有了一定信息基础后,墨镜女发现那对父女哪哪儿都很可疑。
“我想他抱着一个年龄相似的孩子,目标那么明显,肯定不敢往回跑,更可能会选择一个相对安全的地方待着等人接应或者直接抛弃孩子跑路,于是来金茂大厦这个距离市一医比较远的换乘站碰碰运气……”
帽子女伸出手,拍拍她的肩膀。
“不出意外,你是来对了。”
墨镜女挑眉,“真是他?人在这里,你们看住了?”
“就等你们呢!”帽子女上手,一把将自然卷推向老头,“门口有我们守着,你俩有伴儿了,快一起进去查一查!”
短短一句话信息量极大,墨镜女和自然卷都扭头看向安老头。
已经被类似目光看过的安老头这次更从容了,坦然道:“我年纪大了,一个人进去怕出意外。”
自然卷也怕出意外。
从外表看,他受的伤没有墨镜女的重,而实际上,在被挤压时他的胸口和相机压在一起,现在吸气都带点阵痛,很可能是肋骨裂了或者说直接就是断了。
如果厕所里情况凶险,以他现在的身体状况,根本应付不来。
“不急。”就在他犹豫的时候,锦冠出声,“再等等。
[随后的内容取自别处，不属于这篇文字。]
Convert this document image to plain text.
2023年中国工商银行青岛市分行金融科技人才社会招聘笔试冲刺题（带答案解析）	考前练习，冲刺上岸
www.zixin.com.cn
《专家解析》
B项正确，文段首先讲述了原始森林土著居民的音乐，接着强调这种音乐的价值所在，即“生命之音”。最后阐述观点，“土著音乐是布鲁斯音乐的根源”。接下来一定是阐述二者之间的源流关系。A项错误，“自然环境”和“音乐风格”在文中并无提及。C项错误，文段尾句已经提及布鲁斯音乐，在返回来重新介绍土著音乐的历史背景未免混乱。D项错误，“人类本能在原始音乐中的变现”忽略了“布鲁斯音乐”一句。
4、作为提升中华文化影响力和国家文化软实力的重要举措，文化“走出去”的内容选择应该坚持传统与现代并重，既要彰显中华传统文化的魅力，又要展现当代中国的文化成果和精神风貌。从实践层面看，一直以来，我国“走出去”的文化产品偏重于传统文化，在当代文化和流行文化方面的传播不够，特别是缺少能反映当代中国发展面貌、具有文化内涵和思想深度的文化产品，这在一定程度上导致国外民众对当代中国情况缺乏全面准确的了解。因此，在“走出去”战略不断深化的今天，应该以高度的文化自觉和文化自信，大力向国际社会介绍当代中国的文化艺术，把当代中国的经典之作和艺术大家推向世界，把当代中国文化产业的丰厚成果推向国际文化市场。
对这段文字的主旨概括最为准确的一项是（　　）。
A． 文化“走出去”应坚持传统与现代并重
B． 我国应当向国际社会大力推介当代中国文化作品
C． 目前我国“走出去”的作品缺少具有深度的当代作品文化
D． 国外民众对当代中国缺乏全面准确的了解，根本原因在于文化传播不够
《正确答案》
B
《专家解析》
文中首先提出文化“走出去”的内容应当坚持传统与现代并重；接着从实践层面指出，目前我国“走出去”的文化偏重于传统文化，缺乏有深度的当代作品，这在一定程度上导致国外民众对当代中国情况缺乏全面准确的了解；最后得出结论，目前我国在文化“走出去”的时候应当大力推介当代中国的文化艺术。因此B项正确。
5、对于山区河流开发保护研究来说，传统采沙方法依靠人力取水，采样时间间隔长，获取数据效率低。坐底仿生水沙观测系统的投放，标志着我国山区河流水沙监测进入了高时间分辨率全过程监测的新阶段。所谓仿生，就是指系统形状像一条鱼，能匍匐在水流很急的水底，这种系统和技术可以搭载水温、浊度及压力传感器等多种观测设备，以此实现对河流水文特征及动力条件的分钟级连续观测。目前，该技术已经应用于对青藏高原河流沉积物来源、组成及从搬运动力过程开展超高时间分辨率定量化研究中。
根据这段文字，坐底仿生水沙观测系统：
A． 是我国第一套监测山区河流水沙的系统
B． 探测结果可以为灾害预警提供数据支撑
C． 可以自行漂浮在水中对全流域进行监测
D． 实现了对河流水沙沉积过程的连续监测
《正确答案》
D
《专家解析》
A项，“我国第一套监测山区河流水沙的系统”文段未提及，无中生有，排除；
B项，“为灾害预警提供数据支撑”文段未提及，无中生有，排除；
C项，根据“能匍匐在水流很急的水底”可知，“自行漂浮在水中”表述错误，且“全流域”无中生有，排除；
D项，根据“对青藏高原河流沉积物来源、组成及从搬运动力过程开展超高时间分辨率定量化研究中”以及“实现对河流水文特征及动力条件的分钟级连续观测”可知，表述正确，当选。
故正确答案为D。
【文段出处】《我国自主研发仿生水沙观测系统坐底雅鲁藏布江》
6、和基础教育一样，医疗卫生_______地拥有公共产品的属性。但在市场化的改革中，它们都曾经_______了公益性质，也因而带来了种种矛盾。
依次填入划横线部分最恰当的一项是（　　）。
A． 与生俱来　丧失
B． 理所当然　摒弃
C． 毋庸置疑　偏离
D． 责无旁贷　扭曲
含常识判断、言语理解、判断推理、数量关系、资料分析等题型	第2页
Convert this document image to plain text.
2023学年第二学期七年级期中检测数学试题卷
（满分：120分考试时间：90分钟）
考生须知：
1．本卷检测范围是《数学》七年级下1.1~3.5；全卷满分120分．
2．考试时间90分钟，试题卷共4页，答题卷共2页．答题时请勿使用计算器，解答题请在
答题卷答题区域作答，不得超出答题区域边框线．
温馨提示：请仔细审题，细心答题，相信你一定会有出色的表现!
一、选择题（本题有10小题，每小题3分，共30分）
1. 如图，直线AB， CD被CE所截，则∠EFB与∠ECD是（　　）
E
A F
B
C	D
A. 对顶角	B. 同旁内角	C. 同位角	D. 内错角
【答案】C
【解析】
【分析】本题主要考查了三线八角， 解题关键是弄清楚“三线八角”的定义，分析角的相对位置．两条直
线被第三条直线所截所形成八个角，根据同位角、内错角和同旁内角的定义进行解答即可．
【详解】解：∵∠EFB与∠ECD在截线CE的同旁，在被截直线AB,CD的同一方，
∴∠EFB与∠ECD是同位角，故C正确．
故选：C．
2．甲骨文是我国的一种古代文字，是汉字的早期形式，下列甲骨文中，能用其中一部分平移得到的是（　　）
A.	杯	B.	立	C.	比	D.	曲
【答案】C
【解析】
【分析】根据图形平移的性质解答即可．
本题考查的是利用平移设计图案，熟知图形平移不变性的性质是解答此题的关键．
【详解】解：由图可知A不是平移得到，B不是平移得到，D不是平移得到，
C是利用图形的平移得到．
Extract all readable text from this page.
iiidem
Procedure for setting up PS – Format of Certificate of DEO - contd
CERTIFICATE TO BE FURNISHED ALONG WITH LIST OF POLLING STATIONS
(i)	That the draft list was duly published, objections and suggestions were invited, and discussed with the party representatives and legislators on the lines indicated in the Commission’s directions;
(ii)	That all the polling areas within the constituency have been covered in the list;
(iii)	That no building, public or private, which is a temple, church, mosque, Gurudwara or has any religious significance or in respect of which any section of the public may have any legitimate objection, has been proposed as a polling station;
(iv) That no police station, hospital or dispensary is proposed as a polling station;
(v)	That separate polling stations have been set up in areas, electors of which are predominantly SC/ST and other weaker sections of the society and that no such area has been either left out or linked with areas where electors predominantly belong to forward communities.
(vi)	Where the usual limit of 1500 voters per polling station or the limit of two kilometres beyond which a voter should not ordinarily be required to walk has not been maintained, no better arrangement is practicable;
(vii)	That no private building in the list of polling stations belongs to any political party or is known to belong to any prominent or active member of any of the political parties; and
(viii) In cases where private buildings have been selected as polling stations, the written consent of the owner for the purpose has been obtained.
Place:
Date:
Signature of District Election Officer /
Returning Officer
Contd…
”
如果同伙为了观望,在童话屋也耽误了些时间,或许会和墨镜女二人差不多时间到。
墨镜女问:“确定人在里面?”
帽子女朝安老头抬了抬下巴,“我们都是后来的,这老爷子一直跟着那对父女,说是守到现在。”
她的话语里还是充斥着怀疑,几次三番这样说,听起来尤为刺耳。
安老头冷哼:“我拿我这条老命作保,人,绝对还在里面。”
墨镜女看了老头一眼,点头,“行,那就再等等。对了,其他人呢?”
帽子女赶紧把他们这一路上发生的事情也给讲了一遍。
墨镜女二人听得眉头时而舒展时而紧皱,最后讲到消失的胡还时,墨镜女打断道:“没有留下任何线索吗?是又上了车,还是在站内失踪?”
安老头:“不清楚,我一直守在这里没有离开,这个位置也不对着站台,我什么也看不见。”
他表明自己一无所知的态度,锦冠想了想,道:“我们在他们下车后又过了半小时才到,只见到了安三。”
“不过我在地铁站内,发现了这个。”锦冠从伞里拿出打火机,扔给墨镜女。
墨镜女将打火机检查一遍,“跟在车上时,他拿出来的那只一样,你在什么地方发现的?”
“紧急通话装置正下方。”
墨镜女皱眉。
“那应该就是他留下的线索了。”安老头参与进来,“他故意把打火机放在这么一个特殊的地方,是在告诉我们他有新发现吗?然后匆匆离开了?”
自然卷疑惑:“可就算这里是我们的目的地,他也不能在这个时候出站啊,紧急通话装置距离站台又有一段距离,他要是真的匆忙离开,为什么不在站台边上做个标记?”
“没错。他可能是离开了,但走得不算匆忙。”墨镜女赞同自然卷的想法。
刚还在默默生锦冠的气,气她发现了线索没有第一时间跟自己说的帽子女这会儿,又期待地看向锦冠,等待她的发言。
锦冠抬了抬眼皮,目光在四人身上都转了一圈,唇角微翘,吐出几个字敷衍道:“可能吧。”
安老头眸光一凝,盯着锦冠问:“话说回来,打火机你什么时候发现的,为什么到现在才拿出来?明明我之前问你是否见过胡还,你为什么没有提起这只打火机?”
此话一出,除了帽子女,其他二人的目光跟着审视起来。
被三道怀疑的目光瞧着,锦冠依旧气定神闲:“你问我见没见过胡还,我回答了。至于打火机,谁能确定它就是胡还留下的?我不确定,暂时保留,有什么问题?”
“对啊!”
帽子女想了想,还是决定坚定地站出来为锦冠辩护,抱着这个大腿。
“除了找你那两分钟,我和她一直都在一起,她能做什么,干嘛用这种口吻质问她?而且,她要是真的有什么问题,一只打火机那么小,她不拿出来不就得了,你们能知道?”
安老三依旧看着锦冠,缓缓道:“谁知道你们说的抵达时间,是不是真的?”
这话就有意思了。
锦冠迎上他的视线,不闪不避,眼神清明犀利,似讽还讥。
安老三在跟她的眼神对垒中竟感觉到了一丝气弱,直至最后移开视线。
明明锦冠没有接他的话,却好像还是往他脸上甩了重重的一巴掌。